GitHub. The Userz GitHub App requests three permissions only:

  • contents: write: to push the agent's branch.
  • pull_requests: write: to open the draft PR.
  • metadata: read: required by GitHub for any App.

We do not request workflow, secrets, actions, administration, or any organization-level scope. We mint a fresh 1-hour installation token scoped to the single repo for each agent run. A leaked token cannot enumerate or modify any other repo in your org.

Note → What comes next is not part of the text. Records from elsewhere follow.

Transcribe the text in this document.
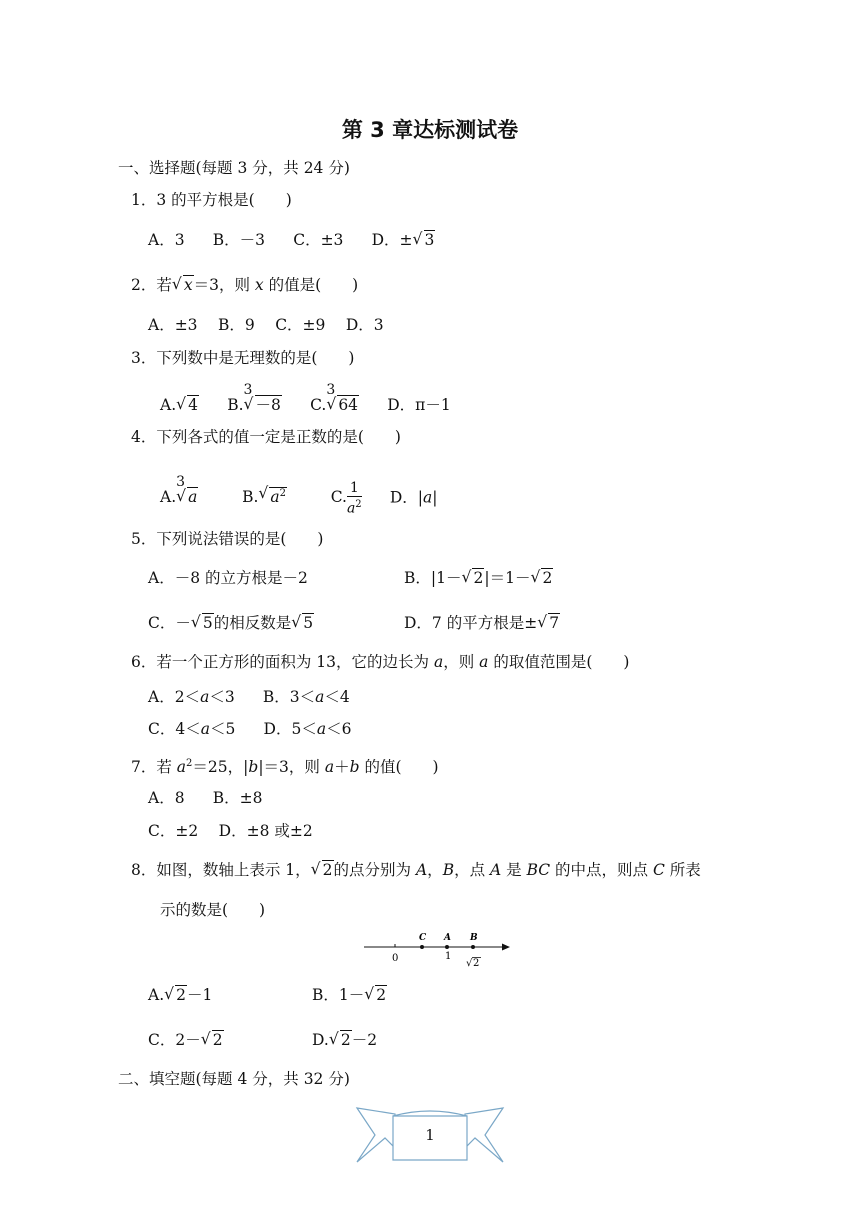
第 3 章达标测试卷
一、选择题(每题 3 分，共 24 分)
1．3 的平方根是(　　)
A．3   B．－3   C．±3   D．± √ 3
2．若 √ x＝3，则 x 的值是(　　)
A．±3  B．9  C．±9  D．3
3．下列数中是无理数的是(　　)
A. √ 4   B.
3
√ －8   C.
3
√ 64   D．π－1
4．下列各式的值一定是正数的是(　　)
A.
3
√ a   	B. √ $a^2$   	C. $\frac{1}{a^2}$
   D．|a|
5．下列说法错误的是(　　)
A．－8 的立方根是－2	B．|1－ √ 2|＝1－ √ 2
C．－ √ 5的相反数是 √ 5	D．7 的平方根是± √ 7
6．若一个正方形的面积为 13，它的边长为 a，则 a 的取值范围是(　　)
A．2＜a＜3   B．3＜a＜4
C．4＜a＜5   D．5＜a＜6
7．若 $a^2=25$，|b|＝3，则 a＋b 的值(　　)
A．8   B．±8
C．±2  D．±8 或±2
8．如图，数轴上表示 1， √ 2的点分别为 A，B，点 A 是 BC 的中点，则点 C 所表
示的数是(　　)
0	1
C A B
√ 2
A. √ 2－1	B．1－ √ 2
C．2－ √ 2	D. √ 2－2
二、填空题(每题 4 分，共 32 分)
1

GitLab. Customers supply a per-project access token (recommended) or an OAuth token with the api scope filtered to a single project. The token is encrypted at rest with a key scoped to your organization, decrypted only in memory at the moment a run starts, never lands in plaintext on disk, and never appears in logs. Self-hosted GitLab is supported via a per-Repo baseUrl override.

Diff guardrails

Before the agent's branch is pushed, we run a post-flight check on the diff and refuse to push if any forbidden path was touched:

  • .env, .env.*: any environment file
  • .github/workflows/**: CI definitions
  • .git/**: git internals (defends against symlink shenanigans)
  • infra/**: IaC
  • scripts/release/**

Rejected diffs surface in the dashboard as pr_failed with the file + rule that tripped the guardrail.

Prompt-injection defenses

End-user feedback is treated as untrusted input throughout. Layered defenses:

  1. Hard limits: 8 KB cap on text, 500-line cap on console logs, 10 attachments max, 8 MB body cap on the ingest endpoint.
  2. Pattern pre-filter: known-injection markers (<system> tags, "ignore all previous instructions", role-override phrasing, very long URLs, large base64 blobs) feed soft signals into the next stage.
  3. Classifier: a separate small classifier model labels the report benign | spam | malicious_injection | abuse | off_topic. It runs in its own context window with no shared state with the coding agent.
  4. Wrapped delivery: the agent's user prompt embeds the feedback inside <UNTRUSTED_USER_REPORT> tags with explicit system-prompt instructions that anything inside is data, not instructions.
  5. Tool restriction: the agent is invoked with a read/edit/search/write toolset only. Shell access is restricted to git operations. No general-purpose shell.
  6. Diff guardrail + human review: covered above.
No prompt-injection defense is perfect. The agent's tool restrictions, the sandbox isolation, the scoped repo token, and the explicit human-in-the-loop PR review are the load-bearing protections, the classifier is harm-reduction, not a guarantee.

Authentication

  • Dashboard sessions use industry-standard session cookies: HttpOnly, SameSite=Lax, Secure in production. 30-day expiry, 24-hour activity refresh. Google OAuth and email sign-in are supported.
  • Customer API keys (sk_…): high-entropy random tokens, salted and slow-hashed at rest, prefix-indexed for O(1) lookup, constant-time comparison on verify.
  • Widget public mode: App's pub_… key + Origin allowlist enforced per-App.
  • Widget private mode: your backend signs an HS256 JWT with the App's per-App signing secret. The widget includes it in X-Userz-User-Token and we verify signature + exp + app-id binding.
  • Webhooks: every inbound webhook (Stripe, GitHub, GitLab, Slack, Discord) is signature-verified with the provider's published scheme, with a strict timestamp tolerance window and a replay-guard cache that rejects duplicates.

Where customer data lives

  • Primary datastore: feedback text, console logs, batch summaries, audit events, org/app/repo metadata, and encrypted secrets.
  • Private object storage: screenshot attachments and full sandbox run logs. Lifecycle-deleted after 30 days unless customer-marked for retention.
  • Ephemeral cache: session cache, queue state, rate-limit buckets, webhook replay guard. No persistent customer data, reconstructible at any time.
  • Source code: only inside the per-run sandbox; cloned via a short-lived scoped token and deleted when the sandbox terminates. Never persisted on our side.